Pour lui, ce déménagement relève d’une « incohérence patrimoniale totale ».
L’argumentaire repose sur une lecture rigoureuse de l’histoire de notre cité. Gilles Bader rappelle une distinction fondamentale que l’urbanisme moderne a tendance à gommer. L’Hôtel-Dieu est, par essence, un sanctuaire. C’est une institution religieuse vouée à la charité, au silence et au soin des indigents. Le kiosque à musique, lui, est un enfant de la fin du XIXe siècle, symbole de la fête républicaine, des fanfares et de l’art de vivre en plein air. Vouloir installer le second dans l’écrin du premier revient, selon ses mots, à « marier la carpe et le lapin ».
Cette confusion des genres trahit, selon l’historien, une méconnaissance de l’âme des lieux.

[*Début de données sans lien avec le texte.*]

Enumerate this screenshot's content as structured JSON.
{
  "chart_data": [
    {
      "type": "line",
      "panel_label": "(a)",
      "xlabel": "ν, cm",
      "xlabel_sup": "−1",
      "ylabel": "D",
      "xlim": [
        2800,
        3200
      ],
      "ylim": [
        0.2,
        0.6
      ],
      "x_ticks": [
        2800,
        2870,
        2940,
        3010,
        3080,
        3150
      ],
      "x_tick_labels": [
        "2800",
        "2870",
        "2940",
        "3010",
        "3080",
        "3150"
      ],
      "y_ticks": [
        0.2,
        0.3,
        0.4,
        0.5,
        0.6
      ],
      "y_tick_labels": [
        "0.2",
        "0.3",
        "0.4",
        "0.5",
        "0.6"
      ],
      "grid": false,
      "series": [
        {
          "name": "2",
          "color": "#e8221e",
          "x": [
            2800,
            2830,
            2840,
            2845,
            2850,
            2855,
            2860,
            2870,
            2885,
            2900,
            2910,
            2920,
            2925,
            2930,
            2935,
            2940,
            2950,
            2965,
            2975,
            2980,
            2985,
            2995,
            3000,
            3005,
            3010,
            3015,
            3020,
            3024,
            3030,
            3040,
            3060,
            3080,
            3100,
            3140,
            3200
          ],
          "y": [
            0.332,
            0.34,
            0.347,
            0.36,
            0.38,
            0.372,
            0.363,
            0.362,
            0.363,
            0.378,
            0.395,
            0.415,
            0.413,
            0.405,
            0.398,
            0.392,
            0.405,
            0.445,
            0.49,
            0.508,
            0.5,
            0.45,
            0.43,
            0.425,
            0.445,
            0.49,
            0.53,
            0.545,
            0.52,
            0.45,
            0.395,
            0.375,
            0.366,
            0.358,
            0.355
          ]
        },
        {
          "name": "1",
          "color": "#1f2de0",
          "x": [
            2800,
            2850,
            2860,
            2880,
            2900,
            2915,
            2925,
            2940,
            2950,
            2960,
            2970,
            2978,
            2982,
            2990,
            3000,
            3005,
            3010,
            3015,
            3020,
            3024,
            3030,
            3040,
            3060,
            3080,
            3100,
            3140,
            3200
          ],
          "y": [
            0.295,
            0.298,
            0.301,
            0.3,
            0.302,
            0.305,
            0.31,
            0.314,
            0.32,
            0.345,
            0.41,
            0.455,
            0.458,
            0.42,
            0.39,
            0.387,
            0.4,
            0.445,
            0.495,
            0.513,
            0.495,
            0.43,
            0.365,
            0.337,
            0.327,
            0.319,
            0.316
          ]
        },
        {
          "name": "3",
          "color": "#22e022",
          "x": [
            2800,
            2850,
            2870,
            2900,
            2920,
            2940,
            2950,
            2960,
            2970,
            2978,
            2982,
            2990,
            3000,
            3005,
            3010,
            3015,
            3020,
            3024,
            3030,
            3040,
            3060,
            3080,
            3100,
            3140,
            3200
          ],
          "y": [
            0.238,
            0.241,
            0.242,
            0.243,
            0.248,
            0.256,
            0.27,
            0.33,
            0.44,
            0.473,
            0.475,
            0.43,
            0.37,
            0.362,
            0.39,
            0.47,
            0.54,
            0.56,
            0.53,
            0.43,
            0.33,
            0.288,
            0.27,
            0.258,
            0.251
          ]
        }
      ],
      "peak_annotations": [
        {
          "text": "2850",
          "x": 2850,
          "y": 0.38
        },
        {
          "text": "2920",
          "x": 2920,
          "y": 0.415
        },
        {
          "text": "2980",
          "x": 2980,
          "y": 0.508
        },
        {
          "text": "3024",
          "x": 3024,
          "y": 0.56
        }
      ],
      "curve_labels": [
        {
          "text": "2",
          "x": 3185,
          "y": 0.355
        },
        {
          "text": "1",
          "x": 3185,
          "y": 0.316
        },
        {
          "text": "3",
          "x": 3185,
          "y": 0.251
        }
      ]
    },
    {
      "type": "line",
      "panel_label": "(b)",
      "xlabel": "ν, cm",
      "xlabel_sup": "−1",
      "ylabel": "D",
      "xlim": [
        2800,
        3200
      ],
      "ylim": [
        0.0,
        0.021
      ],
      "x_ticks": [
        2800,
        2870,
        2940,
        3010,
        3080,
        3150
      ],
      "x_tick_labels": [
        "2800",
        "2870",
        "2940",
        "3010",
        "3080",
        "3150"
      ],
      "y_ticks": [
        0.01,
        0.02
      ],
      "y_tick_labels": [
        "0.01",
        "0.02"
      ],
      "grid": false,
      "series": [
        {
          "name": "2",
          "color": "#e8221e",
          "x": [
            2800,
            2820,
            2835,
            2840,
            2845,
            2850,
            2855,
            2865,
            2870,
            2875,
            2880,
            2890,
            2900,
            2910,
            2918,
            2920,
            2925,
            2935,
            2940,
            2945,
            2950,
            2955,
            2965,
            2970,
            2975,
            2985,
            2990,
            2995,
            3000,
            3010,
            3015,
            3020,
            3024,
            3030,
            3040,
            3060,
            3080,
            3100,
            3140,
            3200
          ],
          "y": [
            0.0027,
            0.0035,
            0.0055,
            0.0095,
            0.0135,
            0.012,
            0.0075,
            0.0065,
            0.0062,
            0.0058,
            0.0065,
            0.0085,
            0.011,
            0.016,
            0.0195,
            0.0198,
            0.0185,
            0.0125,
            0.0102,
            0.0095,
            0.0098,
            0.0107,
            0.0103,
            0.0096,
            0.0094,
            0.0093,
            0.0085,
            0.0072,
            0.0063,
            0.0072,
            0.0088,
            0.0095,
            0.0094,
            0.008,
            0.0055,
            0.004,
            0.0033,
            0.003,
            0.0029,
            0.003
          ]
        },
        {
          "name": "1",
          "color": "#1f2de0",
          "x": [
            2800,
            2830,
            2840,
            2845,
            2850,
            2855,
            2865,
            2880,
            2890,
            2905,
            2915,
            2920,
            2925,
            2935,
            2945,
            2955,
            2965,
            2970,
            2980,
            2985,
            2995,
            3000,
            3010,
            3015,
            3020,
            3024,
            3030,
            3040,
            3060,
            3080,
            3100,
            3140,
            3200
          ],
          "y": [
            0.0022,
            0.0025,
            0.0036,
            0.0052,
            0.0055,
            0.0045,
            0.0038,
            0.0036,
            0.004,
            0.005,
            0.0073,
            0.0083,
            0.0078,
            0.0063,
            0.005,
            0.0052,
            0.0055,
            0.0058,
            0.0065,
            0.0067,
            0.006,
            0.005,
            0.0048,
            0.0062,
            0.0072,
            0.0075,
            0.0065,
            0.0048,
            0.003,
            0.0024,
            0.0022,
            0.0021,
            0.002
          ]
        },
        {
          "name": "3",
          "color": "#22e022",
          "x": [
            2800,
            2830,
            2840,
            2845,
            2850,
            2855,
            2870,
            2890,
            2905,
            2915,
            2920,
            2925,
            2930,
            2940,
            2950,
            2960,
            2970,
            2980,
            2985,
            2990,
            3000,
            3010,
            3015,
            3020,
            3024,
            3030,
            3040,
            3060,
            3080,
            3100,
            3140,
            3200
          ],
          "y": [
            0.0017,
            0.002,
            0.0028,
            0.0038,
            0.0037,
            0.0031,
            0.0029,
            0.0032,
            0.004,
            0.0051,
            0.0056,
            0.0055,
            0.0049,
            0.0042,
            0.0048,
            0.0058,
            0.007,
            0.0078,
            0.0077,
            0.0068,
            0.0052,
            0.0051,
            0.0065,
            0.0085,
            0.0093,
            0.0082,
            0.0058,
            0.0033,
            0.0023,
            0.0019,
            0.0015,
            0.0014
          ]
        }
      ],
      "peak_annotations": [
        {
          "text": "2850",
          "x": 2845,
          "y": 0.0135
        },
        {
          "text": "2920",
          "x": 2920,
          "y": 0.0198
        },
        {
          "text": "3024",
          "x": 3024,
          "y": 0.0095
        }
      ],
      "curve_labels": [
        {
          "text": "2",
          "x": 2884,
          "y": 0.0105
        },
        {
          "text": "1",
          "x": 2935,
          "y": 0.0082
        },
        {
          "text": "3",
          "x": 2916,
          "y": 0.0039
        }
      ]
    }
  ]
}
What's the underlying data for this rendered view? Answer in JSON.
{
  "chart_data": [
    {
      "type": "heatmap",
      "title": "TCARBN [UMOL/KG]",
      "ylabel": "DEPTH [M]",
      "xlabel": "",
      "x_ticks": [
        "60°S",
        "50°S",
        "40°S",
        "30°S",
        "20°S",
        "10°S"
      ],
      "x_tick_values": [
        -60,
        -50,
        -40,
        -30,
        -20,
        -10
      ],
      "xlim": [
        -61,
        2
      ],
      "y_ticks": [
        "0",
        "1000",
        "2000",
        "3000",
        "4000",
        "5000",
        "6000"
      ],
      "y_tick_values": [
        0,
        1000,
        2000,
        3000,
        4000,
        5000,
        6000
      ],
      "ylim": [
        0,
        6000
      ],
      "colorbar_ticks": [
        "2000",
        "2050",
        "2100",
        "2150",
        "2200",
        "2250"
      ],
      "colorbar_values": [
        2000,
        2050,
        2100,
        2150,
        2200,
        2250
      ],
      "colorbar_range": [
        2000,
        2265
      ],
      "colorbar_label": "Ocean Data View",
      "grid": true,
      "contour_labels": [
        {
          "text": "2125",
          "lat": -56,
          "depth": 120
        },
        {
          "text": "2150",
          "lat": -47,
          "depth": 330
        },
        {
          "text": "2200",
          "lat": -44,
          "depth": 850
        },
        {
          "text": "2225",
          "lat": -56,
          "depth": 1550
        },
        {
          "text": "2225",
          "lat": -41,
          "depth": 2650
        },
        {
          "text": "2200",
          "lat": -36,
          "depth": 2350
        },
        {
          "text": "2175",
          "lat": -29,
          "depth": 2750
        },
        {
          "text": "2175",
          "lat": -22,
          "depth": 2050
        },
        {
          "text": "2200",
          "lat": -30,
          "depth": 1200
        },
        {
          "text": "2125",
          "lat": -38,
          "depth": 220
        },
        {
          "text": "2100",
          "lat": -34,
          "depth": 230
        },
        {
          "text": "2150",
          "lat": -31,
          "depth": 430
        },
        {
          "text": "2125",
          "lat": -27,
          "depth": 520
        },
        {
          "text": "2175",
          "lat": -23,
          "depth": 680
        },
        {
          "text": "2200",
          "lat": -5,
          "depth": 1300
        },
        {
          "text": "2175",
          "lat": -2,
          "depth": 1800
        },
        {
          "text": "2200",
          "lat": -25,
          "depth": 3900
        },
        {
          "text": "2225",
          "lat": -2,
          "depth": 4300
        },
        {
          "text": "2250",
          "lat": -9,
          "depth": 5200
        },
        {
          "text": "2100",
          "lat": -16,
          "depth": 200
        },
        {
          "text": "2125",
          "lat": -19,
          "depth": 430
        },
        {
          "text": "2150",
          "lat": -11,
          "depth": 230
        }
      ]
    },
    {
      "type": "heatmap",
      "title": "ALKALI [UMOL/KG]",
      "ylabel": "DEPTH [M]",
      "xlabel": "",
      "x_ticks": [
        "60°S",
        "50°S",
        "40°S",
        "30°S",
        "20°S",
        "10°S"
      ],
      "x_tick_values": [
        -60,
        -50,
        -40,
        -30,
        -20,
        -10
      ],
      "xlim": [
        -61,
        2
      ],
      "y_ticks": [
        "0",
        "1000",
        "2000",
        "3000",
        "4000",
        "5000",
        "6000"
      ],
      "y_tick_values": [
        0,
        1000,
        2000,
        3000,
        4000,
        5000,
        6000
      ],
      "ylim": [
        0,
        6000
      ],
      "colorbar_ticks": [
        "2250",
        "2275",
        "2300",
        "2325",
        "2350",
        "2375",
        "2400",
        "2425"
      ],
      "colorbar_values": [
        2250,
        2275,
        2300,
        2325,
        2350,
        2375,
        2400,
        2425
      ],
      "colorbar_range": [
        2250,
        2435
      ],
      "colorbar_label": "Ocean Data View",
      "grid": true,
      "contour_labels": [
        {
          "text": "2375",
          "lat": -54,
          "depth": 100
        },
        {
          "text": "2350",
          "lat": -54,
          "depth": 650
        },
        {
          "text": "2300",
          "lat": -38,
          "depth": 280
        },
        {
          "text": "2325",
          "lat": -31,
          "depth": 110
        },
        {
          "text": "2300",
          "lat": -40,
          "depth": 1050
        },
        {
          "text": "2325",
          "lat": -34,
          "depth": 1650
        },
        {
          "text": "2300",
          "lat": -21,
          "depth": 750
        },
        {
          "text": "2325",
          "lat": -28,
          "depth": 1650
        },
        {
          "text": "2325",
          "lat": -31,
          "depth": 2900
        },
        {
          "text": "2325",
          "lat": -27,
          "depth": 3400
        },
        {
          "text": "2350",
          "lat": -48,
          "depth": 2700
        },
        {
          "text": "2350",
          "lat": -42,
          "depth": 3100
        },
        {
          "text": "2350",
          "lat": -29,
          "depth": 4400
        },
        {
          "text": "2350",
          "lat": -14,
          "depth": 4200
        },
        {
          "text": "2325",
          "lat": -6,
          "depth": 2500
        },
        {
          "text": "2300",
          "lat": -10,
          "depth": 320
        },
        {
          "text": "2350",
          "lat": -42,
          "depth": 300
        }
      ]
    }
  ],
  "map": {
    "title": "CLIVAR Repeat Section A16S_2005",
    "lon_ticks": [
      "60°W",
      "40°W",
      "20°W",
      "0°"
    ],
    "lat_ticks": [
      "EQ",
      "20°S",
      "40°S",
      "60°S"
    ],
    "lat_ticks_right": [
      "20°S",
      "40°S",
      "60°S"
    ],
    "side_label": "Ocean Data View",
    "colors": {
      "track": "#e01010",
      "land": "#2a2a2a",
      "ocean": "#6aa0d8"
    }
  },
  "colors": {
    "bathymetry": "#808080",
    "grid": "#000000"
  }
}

Il dénonce une transformation de l’Hôtel-Dieu en simple décor de théâtre, citant les « mascarades d’Halloween » comme exemple de cette perte de sens.
Face à ce qu’il considère comme une faute de goût, Gilles Bader propose une alternative : sanctuariser l’Hôtel-Dieu pour en faire un pôle muséal d’envergure nationale. Son projet vise à utiliser les étages pour exposer la nacre et l’art sacré, rendant ainsi au monument sa vocation spirituelle et mémorielle.
La bataille pour la mairie de Louhans-Châteaurenaud est aussi, désormais, une bataille pour l’identité de la ville.